The earthen rondavels at Luitingh’s Guest Farm, so similar to the houses of the farm-workers, were no doubt built by the same hands. The Swazi people who inhabited that region were skilled in the erection of houses, which grew by extension into compounds, and they could erect a habitable structure in the hours between sunrise and sunset. I believe it was considered bad manners to pass a house under construction without lending assistance, if necessary until the house was complete, and as a child in the Lowveld, I sometimes saw a busy crowd of people tying up poles and caking the reddish mud onto them by hand. I cannot say whether or not this attitude applied to the erection of the rondavels in which we stayed, for they were all built in Hop-per’s day and, during my years on the farm, I was to witness only their gradual decay and demolition.

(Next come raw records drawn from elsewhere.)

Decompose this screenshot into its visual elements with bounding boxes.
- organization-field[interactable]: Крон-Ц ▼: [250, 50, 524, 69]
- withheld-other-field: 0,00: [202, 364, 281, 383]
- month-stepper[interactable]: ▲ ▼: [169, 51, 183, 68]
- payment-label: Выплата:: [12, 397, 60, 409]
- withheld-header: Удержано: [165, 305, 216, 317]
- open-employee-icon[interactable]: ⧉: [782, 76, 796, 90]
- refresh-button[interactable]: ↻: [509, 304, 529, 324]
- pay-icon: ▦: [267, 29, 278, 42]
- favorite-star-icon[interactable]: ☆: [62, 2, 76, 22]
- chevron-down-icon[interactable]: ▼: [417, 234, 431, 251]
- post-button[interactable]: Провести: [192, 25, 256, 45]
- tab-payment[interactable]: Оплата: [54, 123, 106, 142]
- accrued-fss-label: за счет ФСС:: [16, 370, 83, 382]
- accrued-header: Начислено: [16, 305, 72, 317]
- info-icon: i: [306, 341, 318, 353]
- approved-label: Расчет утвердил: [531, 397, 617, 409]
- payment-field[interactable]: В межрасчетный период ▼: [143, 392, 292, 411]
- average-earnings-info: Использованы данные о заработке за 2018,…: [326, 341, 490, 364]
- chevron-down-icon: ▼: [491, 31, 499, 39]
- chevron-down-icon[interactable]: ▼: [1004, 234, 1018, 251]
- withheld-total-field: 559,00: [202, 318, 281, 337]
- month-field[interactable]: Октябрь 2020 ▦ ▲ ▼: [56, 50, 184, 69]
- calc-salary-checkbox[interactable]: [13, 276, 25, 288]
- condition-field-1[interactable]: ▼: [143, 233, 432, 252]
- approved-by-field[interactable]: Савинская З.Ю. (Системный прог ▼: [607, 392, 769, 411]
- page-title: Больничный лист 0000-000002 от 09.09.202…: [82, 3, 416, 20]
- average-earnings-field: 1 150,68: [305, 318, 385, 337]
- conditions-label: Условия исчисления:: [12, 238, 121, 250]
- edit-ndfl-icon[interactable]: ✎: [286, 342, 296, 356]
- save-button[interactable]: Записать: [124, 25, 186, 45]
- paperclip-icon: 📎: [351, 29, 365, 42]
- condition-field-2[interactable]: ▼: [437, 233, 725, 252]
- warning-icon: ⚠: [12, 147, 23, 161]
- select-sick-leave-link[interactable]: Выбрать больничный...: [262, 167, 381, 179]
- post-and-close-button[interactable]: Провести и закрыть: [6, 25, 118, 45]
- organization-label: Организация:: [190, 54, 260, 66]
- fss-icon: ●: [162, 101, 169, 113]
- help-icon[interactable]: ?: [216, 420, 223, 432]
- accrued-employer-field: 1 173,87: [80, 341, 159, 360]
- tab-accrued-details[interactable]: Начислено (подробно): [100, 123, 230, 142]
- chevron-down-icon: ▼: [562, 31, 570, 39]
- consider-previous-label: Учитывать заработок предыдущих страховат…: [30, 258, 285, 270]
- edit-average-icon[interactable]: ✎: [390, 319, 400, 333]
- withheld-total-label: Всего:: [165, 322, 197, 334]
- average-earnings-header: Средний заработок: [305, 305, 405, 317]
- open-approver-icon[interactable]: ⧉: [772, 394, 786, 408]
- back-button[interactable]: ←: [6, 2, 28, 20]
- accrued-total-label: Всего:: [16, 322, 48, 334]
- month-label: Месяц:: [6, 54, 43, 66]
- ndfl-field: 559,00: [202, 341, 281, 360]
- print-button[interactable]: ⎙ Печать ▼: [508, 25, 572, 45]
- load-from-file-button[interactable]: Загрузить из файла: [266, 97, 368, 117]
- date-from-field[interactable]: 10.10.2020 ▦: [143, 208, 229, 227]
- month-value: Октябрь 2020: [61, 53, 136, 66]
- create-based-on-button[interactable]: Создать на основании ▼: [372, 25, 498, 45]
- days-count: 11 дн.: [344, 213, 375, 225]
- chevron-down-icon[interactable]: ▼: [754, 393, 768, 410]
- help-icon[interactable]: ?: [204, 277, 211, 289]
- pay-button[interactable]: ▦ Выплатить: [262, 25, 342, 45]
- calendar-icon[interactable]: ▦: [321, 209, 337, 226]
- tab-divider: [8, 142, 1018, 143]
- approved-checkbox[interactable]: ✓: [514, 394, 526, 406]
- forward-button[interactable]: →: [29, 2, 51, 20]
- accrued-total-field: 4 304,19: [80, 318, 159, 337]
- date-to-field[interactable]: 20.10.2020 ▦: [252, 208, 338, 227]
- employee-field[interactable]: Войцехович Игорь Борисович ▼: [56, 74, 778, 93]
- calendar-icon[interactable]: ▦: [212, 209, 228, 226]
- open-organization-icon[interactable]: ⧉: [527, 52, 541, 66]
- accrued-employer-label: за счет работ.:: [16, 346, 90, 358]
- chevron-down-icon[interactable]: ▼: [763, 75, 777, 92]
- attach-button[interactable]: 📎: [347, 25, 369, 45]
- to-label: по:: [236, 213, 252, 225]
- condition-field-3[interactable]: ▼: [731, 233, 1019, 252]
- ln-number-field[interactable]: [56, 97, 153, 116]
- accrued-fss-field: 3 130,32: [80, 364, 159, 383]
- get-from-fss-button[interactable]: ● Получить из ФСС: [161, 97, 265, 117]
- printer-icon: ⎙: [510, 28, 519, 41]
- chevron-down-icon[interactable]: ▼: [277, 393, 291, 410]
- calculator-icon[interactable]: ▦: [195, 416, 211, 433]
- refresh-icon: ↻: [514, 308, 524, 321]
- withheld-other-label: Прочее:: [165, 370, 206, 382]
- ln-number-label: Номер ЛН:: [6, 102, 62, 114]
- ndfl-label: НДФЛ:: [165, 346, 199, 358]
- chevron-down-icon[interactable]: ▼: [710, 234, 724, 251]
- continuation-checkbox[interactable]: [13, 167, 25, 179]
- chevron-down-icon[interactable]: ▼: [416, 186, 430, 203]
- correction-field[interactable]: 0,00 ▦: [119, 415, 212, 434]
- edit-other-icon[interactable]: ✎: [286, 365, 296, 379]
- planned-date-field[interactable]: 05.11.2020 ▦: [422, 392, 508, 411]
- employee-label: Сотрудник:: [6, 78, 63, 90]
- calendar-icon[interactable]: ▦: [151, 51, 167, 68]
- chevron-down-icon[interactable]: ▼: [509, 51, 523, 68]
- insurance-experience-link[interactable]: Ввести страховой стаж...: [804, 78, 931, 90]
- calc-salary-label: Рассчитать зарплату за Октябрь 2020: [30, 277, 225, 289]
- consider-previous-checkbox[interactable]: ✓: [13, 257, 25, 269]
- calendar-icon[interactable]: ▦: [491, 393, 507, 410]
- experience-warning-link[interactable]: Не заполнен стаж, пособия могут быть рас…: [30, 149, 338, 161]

The worker whom I most clearly remember from that time was an old man who was in semi-retirement after being employed by Hopper. He pottered around in the garden. I do not think that I ever knew his name. Everybody called him Madala (old man) and that is how I remember him. To me, he was a man of dignity and wisdom and, fuelled by tales from Rider Haggard, I imagined that he had access to some sort of knowledge beyond the scope of white people. And yet, when I examine his photograph, which my mother included in her album when she reorganised and shed things towards the end of her life, I see that his dignity is clothed in rags. He sits with his galvanised-iron watering can in front of a heap of scaffolding planks, indicating, perhaps, one of Anton Luitingh Junior’s building projects.
As an instructor in the Goju Ryu style of Karate, I have learned to read bodies in a certain way. ‘Stop thinking, Mike. I can see you thinking,’ my master, Sensei Jack Matthews, would say. It was not clear to me how he could see me thinking. But, over the years, and finding myself in the position of the one taking the class, I learned to look at bodies, moving or still, not to interpret but to know immediately what their intentions were as they were expressed through gesture, posture and movement. What we look for is called hara, which refers to the belly, to stability and grace, and to the settled mind.
In the picture, I see a broad and powerful man who has hara in spite of his rags, and I am interested to know what it is that allows one man to retain such ease and poise amid the obvious significations of his oppression. As a jeweller I note his bracelet, which appears to be made of a thick dark substance, perhaps leather or hide. It is as though he has wound the last eighteen inches or so of a sjambok around his right wrist.